Par ailleurs, nous constatons, notamment en Afrique de l'Est, la pénétration d'un islam qui n'a rien à voir avec celui qui est traditionnellement pratiqué dans cette partie du continent mais qui se développe à la faveur du financement de mosquées que l'on a vu pousser du Sahel à la région des Grands lacs et qui change entièrement la configuration politique des pays concernés. Le financement de ces mosquées – dont on sait qu'il provient, encore et toujours, des pays du Golfe notamment – est donc une question essentielle. La France mène-t-elle une action pour tenter de répondre à ces difficultés face auxquelles les dirigeants africains paraissent désarmés ?

S'agissant du développement, nous savons que les infrastructures, qu'il s'agisse de ports en eaux profondes, de voies ferrées ou d'infrastructures routières, sont indispensables pour irriguer ce continent en plein devenir au plan économique. Quelles sont, selon vous, celles qu'il convient de développer – nous savons que certains groupes français sont très actifs dans le secteur ferroviaire ? Des financements croisés, publics et privés, doivent accompagner ce type d'initiatives, qui se limitent parfois à une sous-région alors que, pour reconstruire des filières économiques, il est nécessaire de développer des infrastructures significatives qui traversent le continent.

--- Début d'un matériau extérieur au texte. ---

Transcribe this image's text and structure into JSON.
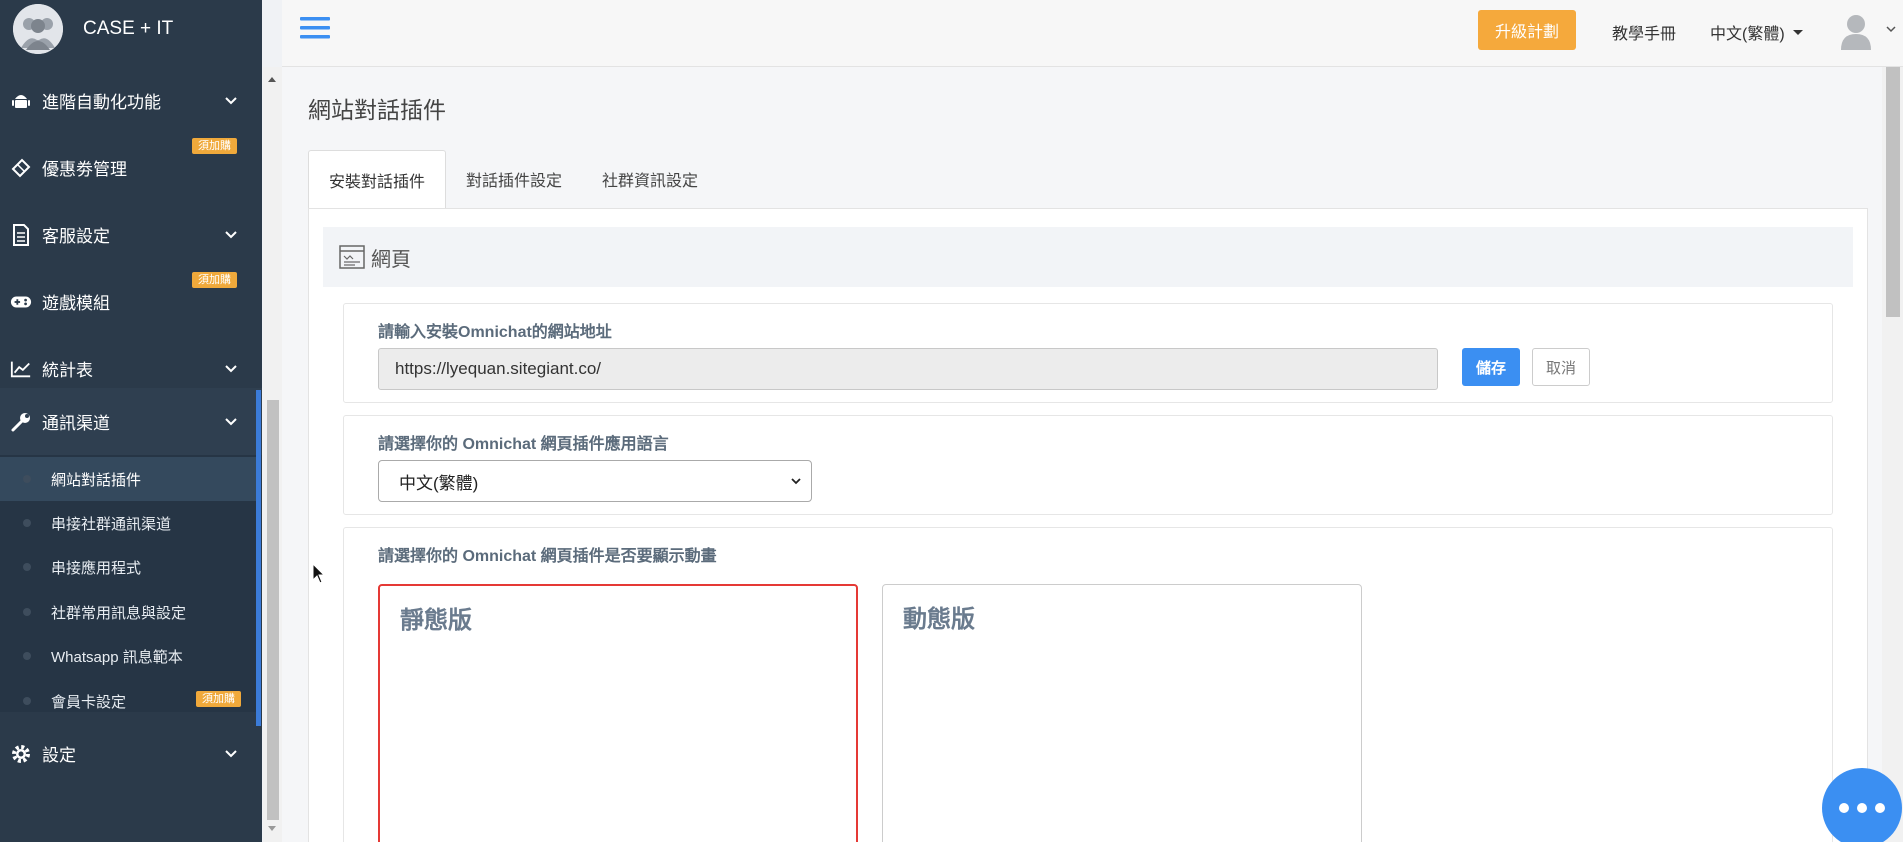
{
  "brand": "CASE + IT",
  "topbar": {
    "upgrade_label": "升級計劃",
    "manual_label": "教學手冊",
    "language_label": "中文(繁體)"
  },
  "sidebar": {
    "items": [
      {
        "label": "進階自動化功能",
        "icon": "android-icon",
        "chevron": true
      },
      {
        "label": "優惠劵管理",
        "icon": "ticket-icon",
        "badge": "須加購"
      },
      {
        "label": "客服設定",
        "icon": "document-icon",
        "chevron": true
      },
      {
        "label": "遊戲模組",
        "icon": "gamepad-icon",
        "badge": "須加購"
      },
      {
        "label": "統計表",
        "icon": "line-chart-icon",
        "chevron": true
      },
      {
        "label": "通訊渠道",
        "icon": "wrench-icon",
        "chevron": true
      },
      {
        "label": "設定",
        "icon": "gear-icon",
        "chevron": true
      }
    ],
    "sub_items": [
      {
        "label": "網站對話插件",
        "active": true
      },
      {
        "label": "串接社群通訊渠道"
      },
      {
        "label": "串接應用程式"
      },
      {
        "label": "社群常用訊息與設定"
      },
      {
        "label": "Whatsapp 訊息範本"
      },
      {
        "label": "會員卡設定",
        "badge": "須加購"
      }
    ]
  },
  "main": {
    "page_title": "網站對話插件",
    "tabs": [
      {
        "label": "安裝對話插件",
        "active": true
      },
      {
        "label": "對話插件設定"
      },
      {
        "label": "社群資訊設定"
      }
    ],
    "card_title": "網頁",
    "url_section": {
      "label": "請輸入安裝Omnichat的網站地址",
      "value": "https://lyequan.sitegiant.co/",
      "save_label": "儲存",
      "cancel_label": "取消"
    },
    "language_section": {
      "label": "請選擇你的 Omnichat 網頁插件應用語言",
      "selected": "中文(繁體)"
    },
    "animation_section": {
      "label": "請選擇你的 Omnichat 網頁插件是否要顯示動畫",
      "options": [
        {
          "label": "靜態版",
          "selected": true
        },
        {
          "label": "動態版",
          "selected": false
        }
      ]
    }
  },
  "colors": {
    "sidebar_bg": "#2b3a4a",
    "accent_blue": "#3b8ff2",
    "upgrade_orange": "#f5a93c",
    "selected_red": "#e53935"
  }
}
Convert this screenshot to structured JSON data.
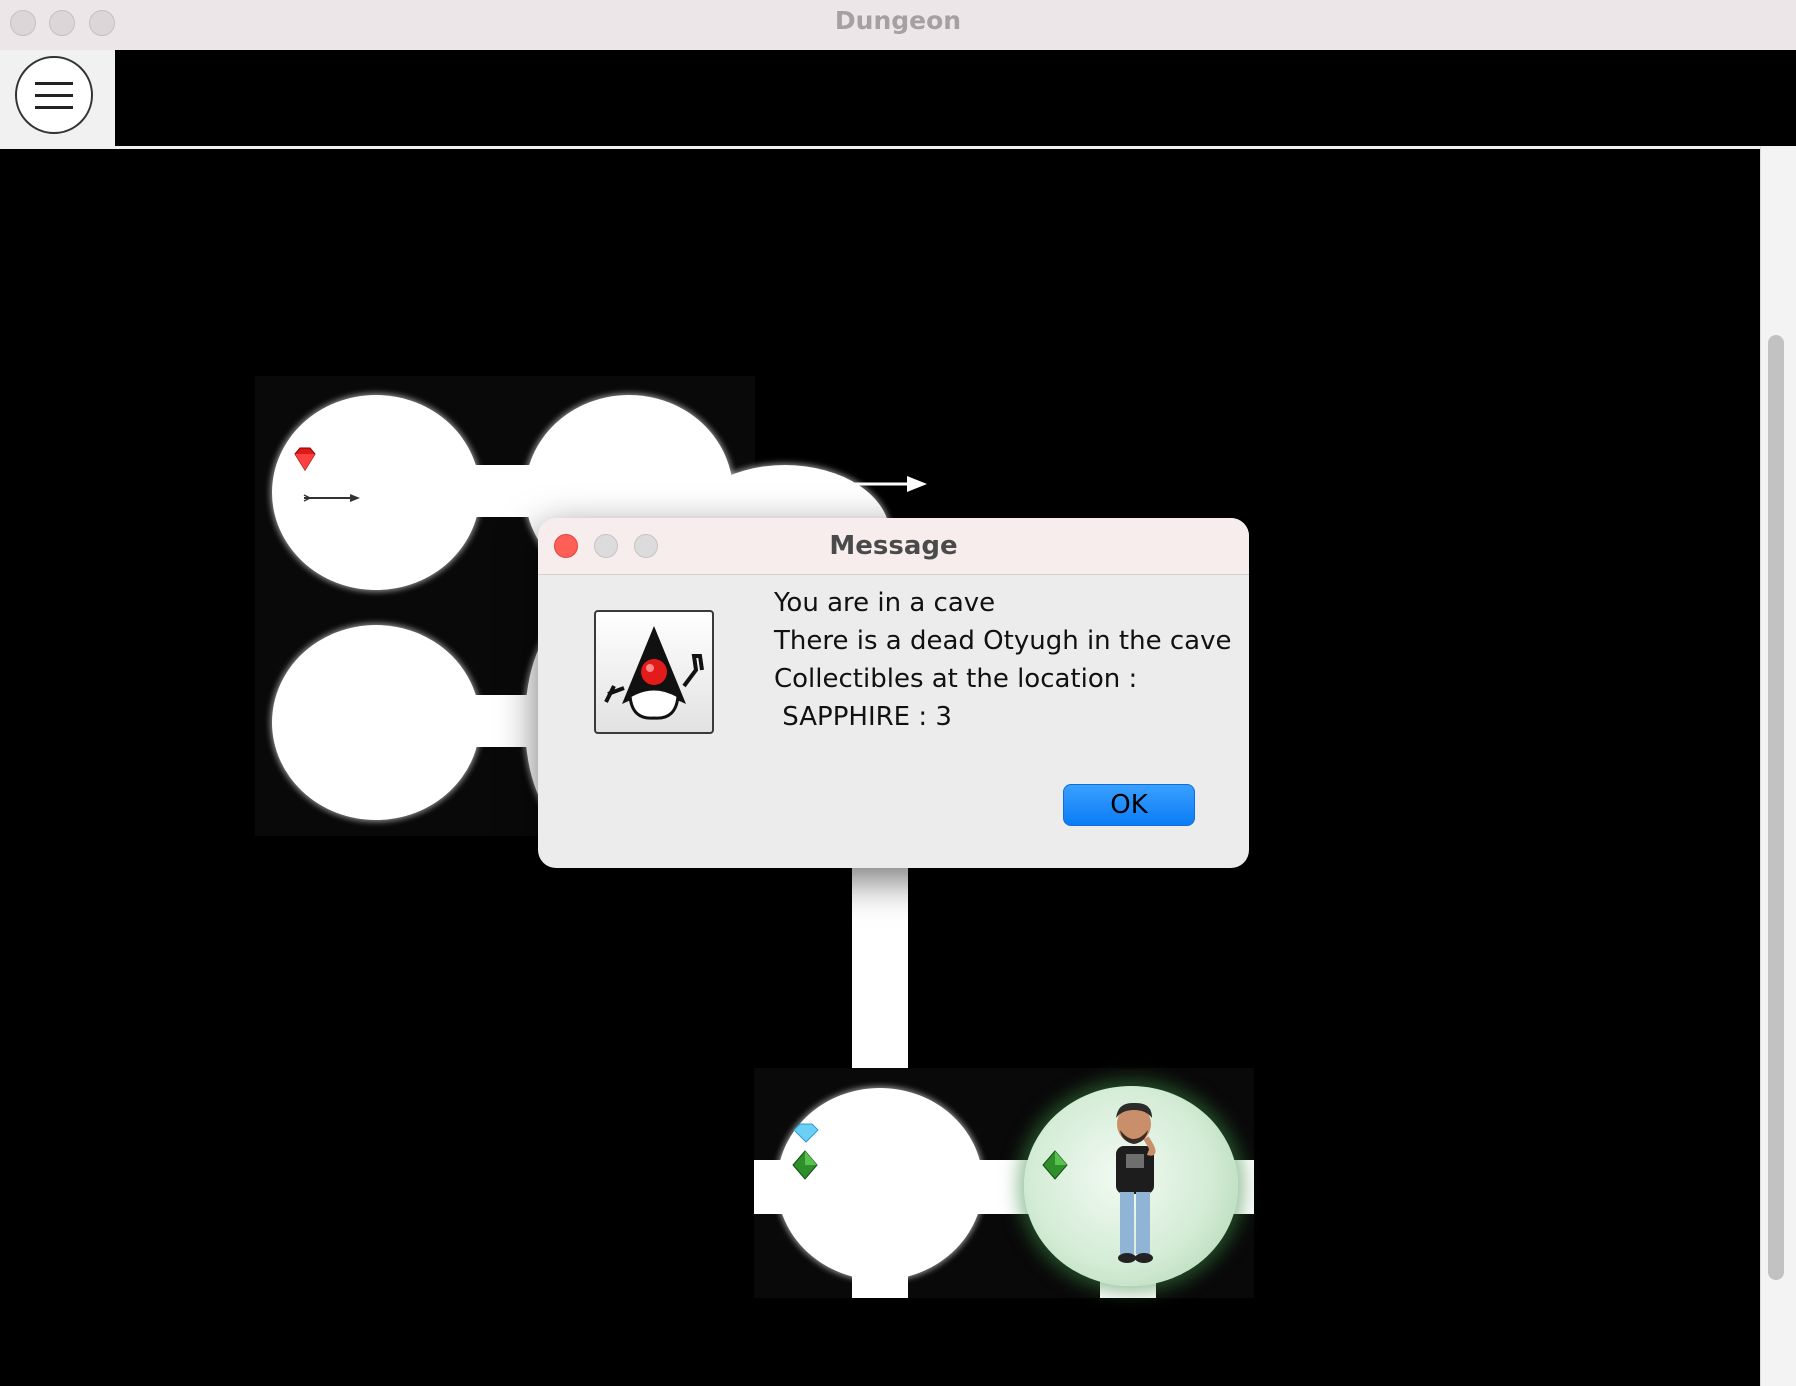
{
  "window": {
    "title": "Dungeon"
  },
  "toolbar": {
    "menu_icon": "hamburger-menu-icon"
  },
  "dungeon": {
    "player_icon": "player-avatar-icon",
    "items": [
      "ruby-icon",
      "arrow-icon",
      "diamond-icon",
      "emerald-icon"
    ]
  },
  "dialog": {
    "title": "Message",
    "icon": "java-duke-icon",
    "lines": [
      "You are in a cave",
      "There is a dead Otyugh in the cave",
      "Collectibles at the location :",
      " SAPPHIRE : 3"
    ],
    "ok_label": "OK"
  },
  "colors": {
    "titlebar": "#ece6e8",
    "dialog_bg": "#ececec",
    "ok_button": "#0a7cf5",
    "close_dot": "#fe5f57"
  }
}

Enfin – et c'est le point le plus sensible, car il s'agit d'une tradition de notre politique étrangère en Afrique –, je souhaiterais évoquer le lien entre développement et démocratie. Force est de constater, hélas ! à la lumière d'évolutions, voire d'élections récentes, que nous avons parfois condamnées, que la démocratie n'a pas fait de grands pas ces dernières années dans certains pays du continent. Certes, nous avons condamné, au plan politique et philosophique, certains dévoiements, mais les résultats mal acquis perdurent et certains nous reprochent parfois de ne pas être à la hauteur des valeurs que notre pays est censé incarner. Je souhaiterais donc savoir s'il existe une volonté renouvelée de notre pays d'agir sur le lien entre démocratie et développement.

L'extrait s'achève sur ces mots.